Lake Mingo considered high hazard
Published 11:06 am Thursday, March 14, 2019
After a state study deemed Lake Mingo high hazard, the city council approved a proposal for GRW Engineers Inc. to conduct an analysis to weigh options on dam repairs.
The analysis will run the city $22,000. $5,000 has already been spent on a contract with GRW for a preliminary study.
City Commissioner Alex Carter asked Nicholasville Engineer Tim Cross if there was a deadline for the study.
“What they want to see from us is activity,” Cross said. “Making progress.”
Mary Beth Robson with GRW Engineers also said at a recent workshop, “The state says if there is a breach in the dam if it fails, a body of water will come down through the cemetery through Main Street and inundate the neighborhood (around) Peelmore and Meadow Lane. Preliminary calculations show that those homes will have a few feet of water in them.”

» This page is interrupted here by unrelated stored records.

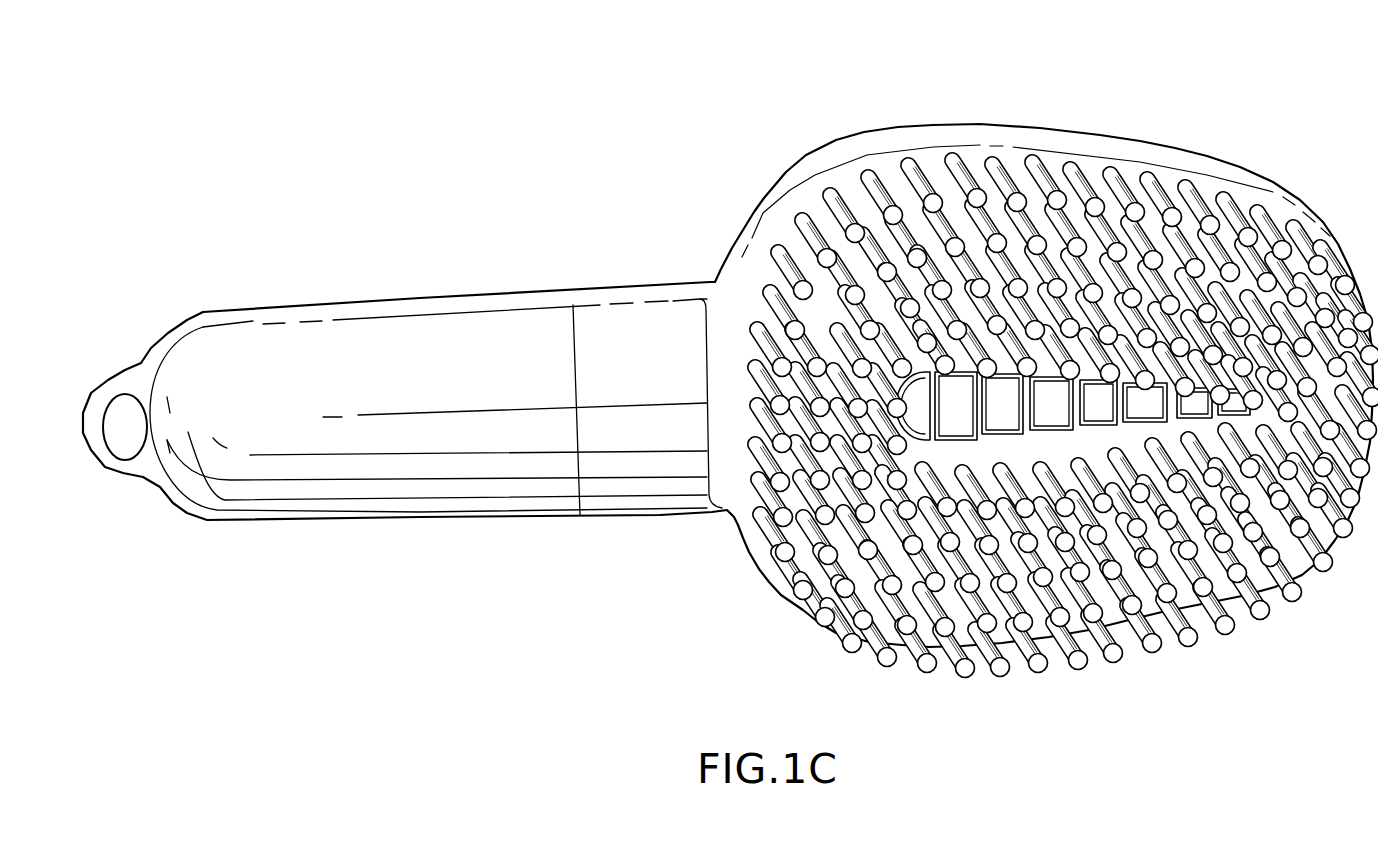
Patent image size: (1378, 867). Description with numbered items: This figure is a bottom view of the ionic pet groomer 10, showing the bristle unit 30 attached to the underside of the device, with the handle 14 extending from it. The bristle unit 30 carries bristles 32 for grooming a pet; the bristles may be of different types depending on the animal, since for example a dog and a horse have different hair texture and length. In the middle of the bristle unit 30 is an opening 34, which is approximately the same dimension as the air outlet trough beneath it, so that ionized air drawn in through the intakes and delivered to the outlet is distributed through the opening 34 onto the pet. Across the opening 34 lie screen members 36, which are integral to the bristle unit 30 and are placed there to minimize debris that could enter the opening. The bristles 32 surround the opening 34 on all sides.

The ionic pet groomer 10 is at (215, 250).
The handle 14 is at (372, 350).
The bristle unit 30 is at (917, 222).
The bristles 32 is at (1085, 193).
The opening 34 is at (1100, 405).
The screen members 36 is at (1028, 407).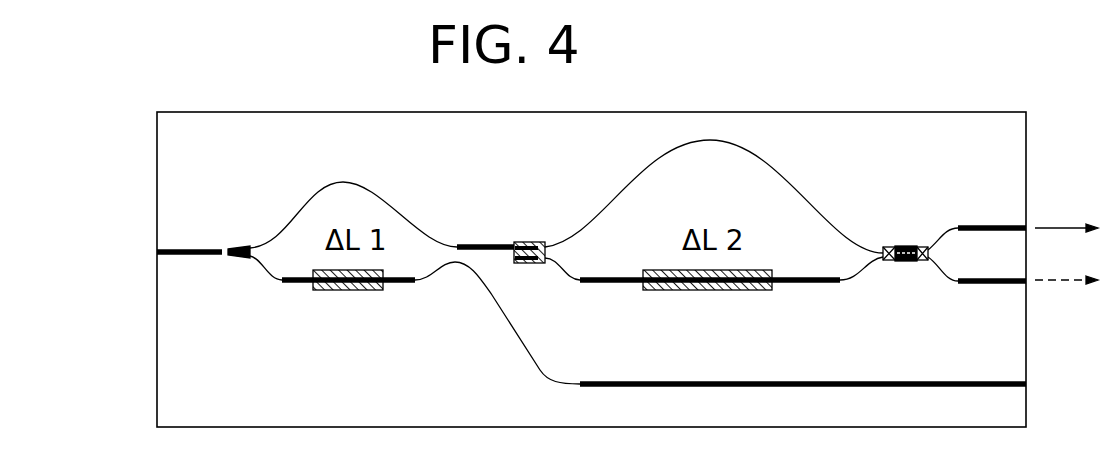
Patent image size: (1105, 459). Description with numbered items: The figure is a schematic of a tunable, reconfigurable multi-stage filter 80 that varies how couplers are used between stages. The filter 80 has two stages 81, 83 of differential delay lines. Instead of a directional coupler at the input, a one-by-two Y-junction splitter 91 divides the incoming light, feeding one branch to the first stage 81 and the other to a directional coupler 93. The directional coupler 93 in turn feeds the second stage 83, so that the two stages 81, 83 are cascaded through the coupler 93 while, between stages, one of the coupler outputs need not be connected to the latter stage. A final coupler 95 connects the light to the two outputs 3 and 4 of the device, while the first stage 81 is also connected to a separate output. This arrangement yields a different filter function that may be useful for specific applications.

The tunable/reconfigurable filter 80 is at (669, 98).
The Y-junction splitter 91 is at (247, 248).
The directional coupler 93 is at (533, 242).
The coupler 95 is at (920, 247).
The first stage 81 is at (367, 291).
The second stage 83 is at (748, 291).
The output 3 is at (1013, 225).
The output 4 is at (1013, 288).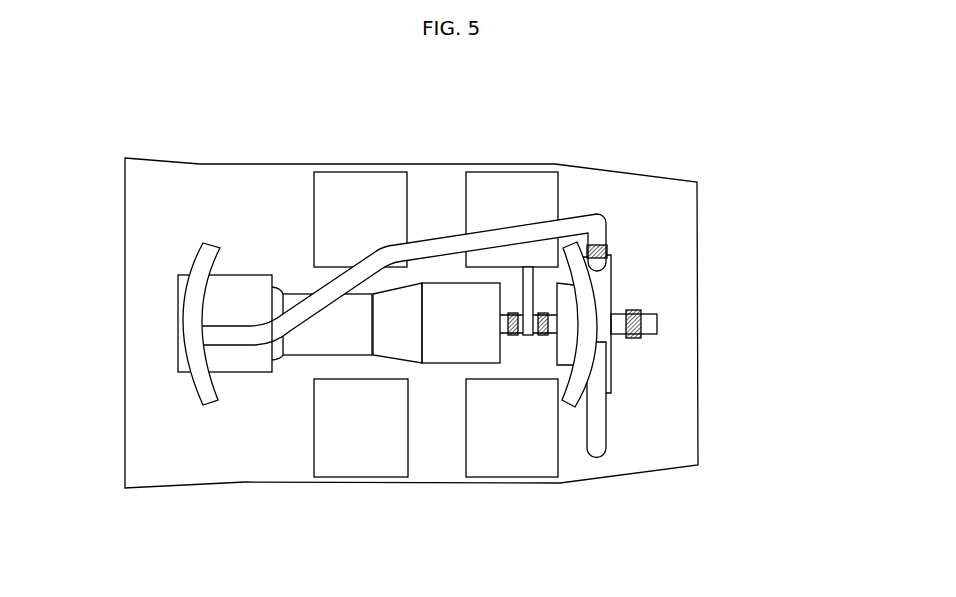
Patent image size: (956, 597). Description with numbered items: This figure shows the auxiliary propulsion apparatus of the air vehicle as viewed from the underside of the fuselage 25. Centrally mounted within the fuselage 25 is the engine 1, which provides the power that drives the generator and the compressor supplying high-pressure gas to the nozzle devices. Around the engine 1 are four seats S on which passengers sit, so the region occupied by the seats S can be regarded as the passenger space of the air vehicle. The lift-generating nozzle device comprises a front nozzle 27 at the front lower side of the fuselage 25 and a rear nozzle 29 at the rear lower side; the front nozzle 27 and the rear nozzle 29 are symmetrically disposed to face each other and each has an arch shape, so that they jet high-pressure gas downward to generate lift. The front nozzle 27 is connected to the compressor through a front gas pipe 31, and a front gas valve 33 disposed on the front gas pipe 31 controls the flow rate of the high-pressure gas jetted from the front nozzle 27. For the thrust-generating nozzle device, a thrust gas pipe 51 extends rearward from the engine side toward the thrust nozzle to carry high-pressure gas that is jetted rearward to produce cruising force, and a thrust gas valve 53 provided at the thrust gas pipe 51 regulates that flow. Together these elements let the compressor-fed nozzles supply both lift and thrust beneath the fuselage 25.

Robson told the commission the principal spillway discharges through a pipe under the road which comes through the cemetery before coming underneath Main Street and traveling in a straight line to the main tributary at town branch. The dam was originally built as a farm pond and was upgraded throughout the years. The dam has also been raised once in 1981 following an inspection from core engineers.
“When state division of water did their (inspection), we wanted to make sure they were not making faulty information,” Robson said. “We tested the 28-inch rainfall and we have determined that it is likely it is a high hazard dam based on the information we have.”
Cross said the dam is considered high hazard based on the failure at the emergency spillway. It is a matter of function of depth and velocity, Cross said, and if a foot of water is in the area and moving at 10 feet per second it could be disastrous.
“It has the potential to wash a home off its foundation or wash somebody into a stream,” Cross said. “It is not just depth it is depth and flow.”
Cross said there are three options. One is to ignore it, which Cross said is the worst option because of liability. The second is to make Lake Mingo a dry basin. The third is to conduct a full analysis for dam repairs.
“(It) must be upgraded to meet minimal hydraulics required set forth,” Cross said. “If you’ve seen that rainfall event, 28.2 inches in a 6-hour storm, that is hurricane type rainfall. We went into contract with GRW (and) we felt we could pretty easily prove the state wrong. And we haven’t yet.”
Nicholasville Mayor Peter Sutherland asked Cross what it would take to repair the dam.
“A lot of people really use that lake to fish and walk around,” Sutherland said.
Cross said it would require draining the lake, opening the dam, removing the spillway and replacing the pipe. Much like what was recently done at Lake of the Orchard.
“We can’t make emergency spillway big enough there is not enough storage to hold that water,” Cross said.